Abstract

Abstract The ideas developed by Ely in Democracy and Distrust have had an important influence on at least one member of the High Court of Australia—Justice Stephen Gageler, first as counsel and now as a justice of the Court. This influence has not involved the straightforward “borrowing” of those ideas. Rather, it has involved a more standard-like application of US-style tiered scrutiny in contexts such as the protection of the “channels of political change” and giving narrower ambit to the judicial protection of “discrete and insular minorities.” This, the article suggests, reflects a distinctive form of comparative constitutional adaptation—a process involving, first, the attempt to develop a contextual understanding of Ely’s thought; second, a quite “thick” or “deep” form of comparison between the original and new context; and third, a context-sensitive adaptation of the theory to that new setting.
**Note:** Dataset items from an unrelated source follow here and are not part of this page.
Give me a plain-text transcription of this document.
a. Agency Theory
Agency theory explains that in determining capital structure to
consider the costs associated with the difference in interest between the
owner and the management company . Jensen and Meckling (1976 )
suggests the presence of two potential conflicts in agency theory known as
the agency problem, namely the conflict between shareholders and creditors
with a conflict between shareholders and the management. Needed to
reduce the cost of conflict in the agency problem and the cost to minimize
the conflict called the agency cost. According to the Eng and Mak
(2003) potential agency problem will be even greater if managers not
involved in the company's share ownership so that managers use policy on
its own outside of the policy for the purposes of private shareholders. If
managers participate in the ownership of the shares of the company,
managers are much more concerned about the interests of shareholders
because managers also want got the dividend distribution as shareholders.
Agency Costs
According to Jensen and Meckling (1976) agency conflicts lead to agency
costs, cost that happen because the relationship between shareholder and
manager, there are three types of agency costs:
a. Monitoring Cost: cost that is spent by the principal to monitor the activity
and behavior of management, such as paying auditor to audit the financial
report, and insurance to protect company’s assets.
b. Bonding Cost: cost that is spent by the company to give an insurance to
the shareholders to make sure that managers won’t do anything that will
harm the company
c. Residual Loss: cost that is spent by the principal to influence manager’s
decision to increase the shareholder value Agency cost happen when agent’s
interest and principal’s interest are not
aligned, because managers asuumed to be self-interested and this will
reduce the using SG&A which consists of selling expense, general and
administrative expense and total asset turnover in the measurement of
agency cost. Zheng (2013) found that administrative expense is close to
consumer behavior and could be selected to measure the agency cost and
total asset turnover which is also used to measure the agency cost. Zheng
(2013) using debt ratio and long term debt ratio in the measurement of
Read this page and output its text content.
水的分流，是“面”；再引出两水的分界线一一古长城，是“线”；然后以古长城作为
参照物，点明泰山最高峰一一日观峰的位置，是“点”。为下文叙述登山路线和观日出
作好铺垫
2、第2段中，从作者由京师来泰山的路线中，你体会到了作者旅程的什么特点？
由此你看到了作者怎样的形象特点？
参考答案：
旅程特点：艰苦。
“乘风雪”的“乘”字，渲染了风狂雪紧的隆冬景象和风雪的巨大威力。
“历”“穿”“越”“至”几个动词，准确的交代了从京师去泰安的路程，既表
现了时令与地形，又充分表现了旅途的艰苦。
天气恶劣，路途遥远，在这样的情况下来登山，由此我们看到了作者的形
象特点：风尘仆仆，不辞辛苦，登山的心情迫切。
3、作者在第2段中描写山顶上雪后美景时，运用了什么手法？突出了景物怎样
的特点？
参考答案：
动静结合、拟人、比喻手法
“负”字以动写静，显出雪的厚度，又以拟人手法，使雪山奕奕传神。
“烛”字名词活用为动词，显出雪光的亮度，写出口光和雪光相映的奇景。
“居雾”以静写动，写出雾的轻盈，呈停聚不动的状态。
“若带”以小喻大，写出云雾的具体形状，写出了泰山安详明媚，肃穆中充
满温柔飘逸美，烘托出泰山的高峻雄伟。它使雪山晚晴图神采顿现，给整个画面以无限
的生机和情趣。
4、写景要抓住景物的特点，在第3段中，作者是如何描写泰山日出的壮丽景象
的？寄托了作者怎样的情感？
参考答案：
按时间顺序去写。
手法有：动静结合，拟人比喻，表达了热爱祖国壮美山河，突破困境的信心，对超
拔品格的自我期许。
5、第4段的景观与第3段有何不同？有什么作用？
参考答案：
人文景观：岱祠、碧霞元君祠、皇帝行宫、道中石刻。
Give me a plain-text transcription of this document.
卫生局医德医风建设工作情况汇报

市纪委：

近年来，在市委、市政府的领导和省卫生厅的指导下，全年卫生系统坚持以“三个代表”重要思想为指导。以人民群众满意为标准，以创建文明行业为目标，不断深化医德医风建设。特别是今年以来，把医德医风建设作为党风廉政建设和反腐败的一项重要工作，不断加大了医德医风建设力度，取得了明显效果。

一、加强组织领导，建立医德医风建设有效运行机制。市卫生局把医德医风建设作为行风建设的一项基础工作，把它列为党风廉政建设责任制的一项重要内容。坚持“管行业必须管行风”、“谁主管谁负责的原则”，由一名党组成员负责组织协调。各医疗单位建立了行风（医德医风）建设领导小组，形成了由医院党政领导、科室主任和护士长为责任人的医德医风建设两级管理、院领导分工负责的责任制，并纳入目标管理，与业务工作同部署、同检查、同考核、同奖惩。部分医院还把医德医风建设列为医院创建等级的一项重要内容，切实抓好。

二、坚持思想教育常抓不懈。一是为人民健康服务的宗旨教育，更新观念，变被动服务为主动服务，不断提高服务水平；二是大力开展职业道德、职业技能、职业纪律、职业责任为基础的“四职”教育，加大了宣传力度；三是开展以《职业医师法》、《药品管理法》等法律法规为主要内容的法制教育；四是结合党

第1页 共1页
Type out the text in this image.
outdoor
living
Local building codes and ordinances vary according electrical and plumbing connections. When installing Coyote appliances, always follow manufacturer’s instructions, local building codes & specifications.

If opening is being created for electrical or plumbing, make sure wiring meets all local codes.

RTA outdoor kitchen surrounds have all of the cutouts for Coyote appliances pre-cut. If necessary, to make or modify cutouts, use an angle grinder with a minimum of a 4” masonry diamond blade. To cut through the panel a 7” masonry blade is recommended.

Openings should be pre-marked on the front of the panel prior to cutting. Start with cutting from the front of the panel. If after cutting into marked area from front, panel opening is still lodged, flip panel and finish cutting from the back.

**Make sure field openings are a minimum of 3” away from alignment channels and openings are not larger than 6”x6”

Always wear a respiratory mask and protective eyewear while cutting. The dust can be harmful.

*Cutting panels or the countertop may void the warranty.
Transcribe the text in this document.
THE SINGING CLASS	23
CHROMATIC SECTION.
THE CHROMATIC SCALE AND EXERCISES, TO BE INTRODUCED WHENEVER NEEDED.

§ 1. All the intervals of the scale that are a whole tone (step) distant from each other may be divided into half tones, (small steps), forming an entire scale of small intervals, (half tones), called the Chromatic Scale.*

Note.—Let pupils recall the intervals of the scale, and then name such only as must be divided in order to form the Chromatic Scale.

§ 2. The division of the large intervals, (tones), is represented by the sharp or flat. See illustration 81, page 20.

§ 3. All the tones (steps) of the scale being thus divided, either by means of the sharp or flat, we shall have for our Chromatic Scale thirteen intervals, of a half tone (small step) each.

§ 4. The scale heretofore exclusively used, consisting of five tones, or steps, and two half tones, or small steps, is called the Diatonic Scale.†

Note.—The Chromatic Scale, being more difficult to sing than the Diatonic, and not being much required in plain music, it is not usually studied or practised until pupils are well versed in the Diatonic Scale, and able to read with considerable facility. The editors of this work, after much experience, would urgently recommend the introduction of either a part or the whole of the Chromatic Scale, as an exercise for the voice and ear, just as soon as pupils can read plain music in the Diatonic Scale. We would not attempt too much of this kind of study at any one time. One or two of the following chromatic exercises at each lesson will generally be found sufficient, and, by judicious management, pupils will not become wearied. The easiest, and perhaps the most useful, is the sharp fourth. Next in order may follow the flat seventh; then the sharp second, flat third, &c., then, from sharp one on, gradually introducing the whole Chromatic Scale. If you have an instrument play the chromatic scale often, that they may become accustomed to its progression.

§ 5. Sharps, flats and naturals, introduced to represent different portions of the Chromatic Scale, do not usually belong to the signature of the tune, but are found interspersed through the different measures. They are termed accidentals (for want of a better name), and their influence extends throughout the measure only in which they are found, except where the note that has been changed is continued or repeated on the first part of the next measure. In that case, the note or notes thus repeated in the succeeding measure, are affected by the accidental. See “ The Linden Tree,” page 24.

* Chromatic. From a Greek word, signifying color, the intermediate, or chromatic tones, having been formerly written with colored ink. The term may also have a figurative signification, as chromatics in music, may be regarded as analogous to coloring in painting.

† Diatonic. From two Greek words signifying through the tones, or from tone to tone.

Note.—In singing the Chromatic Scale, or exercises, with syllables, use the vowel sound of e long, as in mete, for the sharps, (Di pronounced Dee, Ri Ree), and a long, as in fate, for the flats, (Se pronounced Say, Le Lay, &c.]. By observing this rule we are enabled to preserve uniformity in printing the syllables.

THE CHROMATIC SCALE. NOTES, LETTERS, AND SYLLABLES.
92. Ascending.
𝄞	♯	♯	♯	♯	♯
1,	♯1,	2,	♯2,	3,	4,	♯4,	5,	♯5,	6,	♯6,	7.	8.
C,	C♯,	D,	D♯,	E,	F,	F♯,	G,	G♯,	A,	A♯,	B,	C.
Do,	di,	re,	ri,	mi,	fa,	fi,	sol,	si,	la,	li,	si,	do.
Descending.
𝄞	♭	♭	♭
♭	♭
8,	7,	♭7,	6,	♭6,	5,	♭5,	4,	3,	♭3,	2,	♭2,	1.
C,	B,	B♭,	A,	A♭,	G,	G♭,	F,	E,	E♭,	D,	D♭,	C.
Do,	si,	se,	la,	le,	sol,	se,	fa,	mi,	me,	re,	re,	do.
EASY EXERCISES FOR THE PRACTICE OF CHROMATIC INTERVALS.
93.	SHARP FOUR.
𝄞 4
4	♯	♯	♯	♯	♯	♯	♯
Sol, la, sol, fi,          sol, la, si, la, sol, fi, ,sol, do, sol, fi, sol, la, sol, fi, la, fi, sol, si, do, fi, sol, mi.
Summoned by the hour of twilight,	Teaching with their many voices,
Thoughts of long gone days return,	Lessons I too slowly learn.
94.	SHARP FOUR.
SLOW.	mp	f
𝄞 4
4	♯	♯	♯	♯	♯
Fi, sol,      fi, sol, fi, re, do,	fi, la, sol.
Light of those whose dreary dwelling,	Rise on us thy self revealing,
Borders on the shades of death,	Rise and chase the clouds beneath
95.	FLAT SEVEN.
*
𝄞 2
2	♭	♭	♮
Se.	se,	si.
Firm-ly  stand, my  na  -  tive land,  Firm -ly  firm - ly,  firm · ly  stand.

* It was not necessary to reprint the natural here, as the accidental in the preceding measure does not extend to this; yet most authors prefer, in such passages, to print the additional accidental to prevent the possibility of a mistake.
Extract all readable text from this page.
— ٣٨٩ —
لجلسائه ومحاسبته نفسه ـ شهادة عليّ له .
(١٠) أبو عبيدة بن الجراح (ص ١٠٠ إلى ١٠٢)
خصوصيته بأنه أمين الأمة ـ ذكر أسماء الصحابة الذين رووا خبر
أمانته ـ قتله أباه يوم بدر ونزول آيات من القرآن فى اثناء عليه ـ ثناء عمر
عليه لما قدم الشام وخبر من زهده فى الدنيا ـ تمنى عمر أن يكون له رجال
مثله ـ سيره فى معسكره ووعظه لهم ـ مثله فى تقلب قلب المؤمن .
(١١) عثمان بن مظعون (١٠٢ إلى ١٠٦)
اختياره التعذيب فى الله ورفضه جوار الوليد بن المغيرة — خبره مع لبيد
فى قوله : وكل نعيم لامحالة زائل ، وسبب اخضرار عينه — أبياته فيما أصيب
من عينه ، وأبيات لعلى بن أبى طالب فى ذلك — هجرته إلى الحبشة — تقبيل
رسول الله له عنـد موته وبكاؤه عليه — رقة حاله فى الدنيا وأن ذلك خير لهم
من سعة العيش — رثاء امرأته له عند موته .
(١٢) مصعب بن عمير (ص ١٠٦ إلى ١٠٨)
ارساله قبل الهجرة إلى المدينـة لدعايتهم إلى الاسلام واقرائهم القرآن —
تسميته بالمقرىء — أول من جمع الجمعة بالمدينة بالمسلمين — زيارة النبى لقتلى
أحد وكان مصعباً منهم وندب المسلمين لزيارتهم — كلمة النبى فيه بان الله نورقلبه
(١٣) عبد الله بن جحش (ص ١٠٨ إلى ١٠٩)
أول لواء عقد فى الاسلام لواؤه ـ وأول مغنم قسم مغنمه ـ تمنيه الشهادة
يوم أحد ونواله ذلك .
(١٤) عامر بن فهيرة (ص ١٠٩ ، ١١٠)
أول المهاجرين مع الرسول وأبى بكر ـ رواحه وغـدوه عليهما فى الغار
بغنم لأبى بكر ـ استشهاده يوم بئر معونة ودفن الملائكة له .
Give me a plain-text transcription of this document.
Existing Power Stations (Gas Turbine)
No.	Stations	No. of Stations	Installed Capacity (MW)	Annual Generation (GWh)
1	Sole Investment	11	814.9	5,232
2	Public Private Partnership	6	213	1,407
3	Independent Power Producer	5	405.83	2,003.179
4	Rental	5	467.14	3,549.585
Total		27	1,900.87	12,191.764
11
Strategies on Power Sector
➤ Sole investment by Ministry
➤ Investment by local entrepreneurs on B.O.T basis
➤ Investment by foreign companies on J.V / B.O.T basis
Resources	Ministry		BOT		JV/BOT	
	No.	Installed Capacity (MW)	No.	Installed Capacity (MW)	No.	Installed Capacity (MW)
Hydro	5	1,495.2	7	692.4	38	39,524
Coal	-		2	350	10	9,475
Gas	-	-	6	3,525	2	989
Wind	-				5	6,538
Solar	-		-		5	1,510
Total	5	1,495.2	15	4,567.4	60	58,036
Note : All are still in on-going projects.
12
This comparative adaptation has some similarity to the process of “recontextualization” identified in Gunther Frankenberg’s account of an “IKEA” style of global constitutional transfer. But it is distinctive in its direct engagement with foreign constitutional ideas at their source and its attention to the importance of constitutional context, difference, and generality or commonality. Similar forms of comparative constitutional adaptation can be found elsewhere, including in the engagement by Australian Chief Justice, Susan Kiefel, in the development of proportionality doctrines. But attention to Ely’s influence on Justice Gageler’s thought provides a useful window not only into Australian constitutional practice, but also into this distinctive and normatively attractive form of comparative engagement.